Snacking on a high-fat food – Excess fats (or excess anything!) should always be avoided. However, if weight is not your concern, snacking on high-fat food will not hurt the sugar levels. Please speak with your nutritionist.

Examples: I added nuts and spinach to fruit smoothies, flax seed powder to the whole-wheat dough, would add a spoonful of ghee to my bread/chapattis. These measures help not spiking the sugar levels. 

Planning – I used to select and shop for the ingredients that can be stir-fried. e.g., Tofu, Cottage Cheese (Paneer), Edamame, Broccoli, Carrots, Soy Nuggets, Unsweetened Yogurt, and Makhana (Foxnuts).

A lot of Vegetable recipes – The idea is to snack a lot on vegetables. Vegetable soups, stir-fried Vegetables, curries, even Fritters or Pakoras are good go-to snack ideas. 

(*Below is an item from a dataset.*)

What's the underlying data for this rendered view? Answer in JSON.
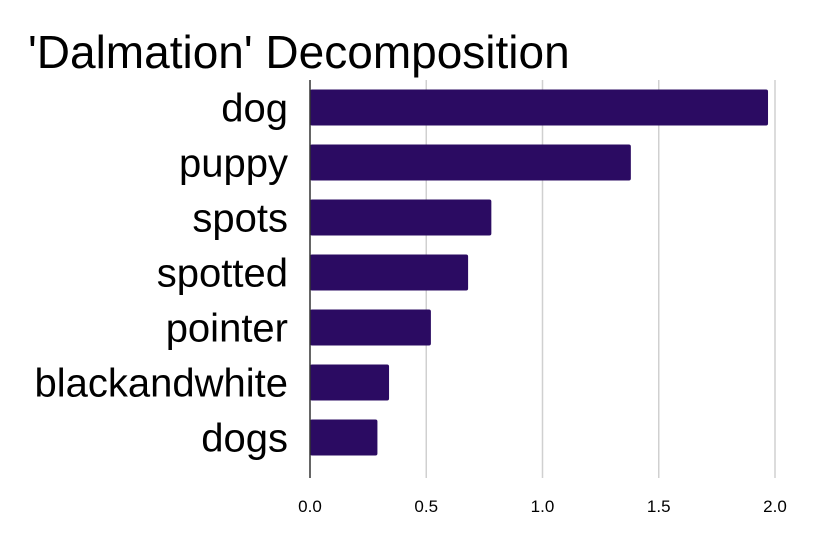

Carbohydrates are important! We should limit the carbs to manage the blood glucose levels, but cutting them down a lot can affect the baby and us. Carbohydrates are essential for growth and development; please make sure that you are taking at least the recommended amount of carbs. However, please eliminate refined carbohydrates from the diet completely. 

Please reduce the portion size and maintain a food log to gain insights about what hurts or helps your body. You may treat this as an opportunity to learn about the impact of diet and exercise on your body. 

 

Resources

1. mySugr app – The application that I had used to track food and sugar levels. It also came handy to show the sugar levels tracker to the gynaecologist and nutritionist.

Apple Store: https://apps.apple.com/app/id516509211?mt=8

Google Play:  https://play.google.com/store/apps/details?id=com.mysugr.android.companion&referrer=adjust_reftag%3DcZykyFolrhwC9%26utm_source%3DmySugr%2BWebsite%26utm_campaign%3DFooter

2. An informative paper on Gestational Diabetes Mellitus: https://www.diabeteseducator.org/docs/default-source/practice/educator-tools/Gestational-Diabetes/gestational-diabetes-mellitus-practice-paper.pdf?sfvrsn=2

A few last words: Be Mindful

1. Starving yourself of carbohydrates is not suitable for the baby or the mom. Please speak with your nutritionist to make sure that you’re taking minimum recommended Carbs at frequent intervals. Please eliminate refined carbohydrates like white bread, white flour from the diet altogether. 

2. Processed foods raise sugar levels -please avoid them as much as possible.

3. Walking after every meal not only helps one manage glucose levels but also being calm and having a healthy pregnancy. 

3. Make sure you dispose of the needles which you use for testing glucose levels in a sharp-needle container.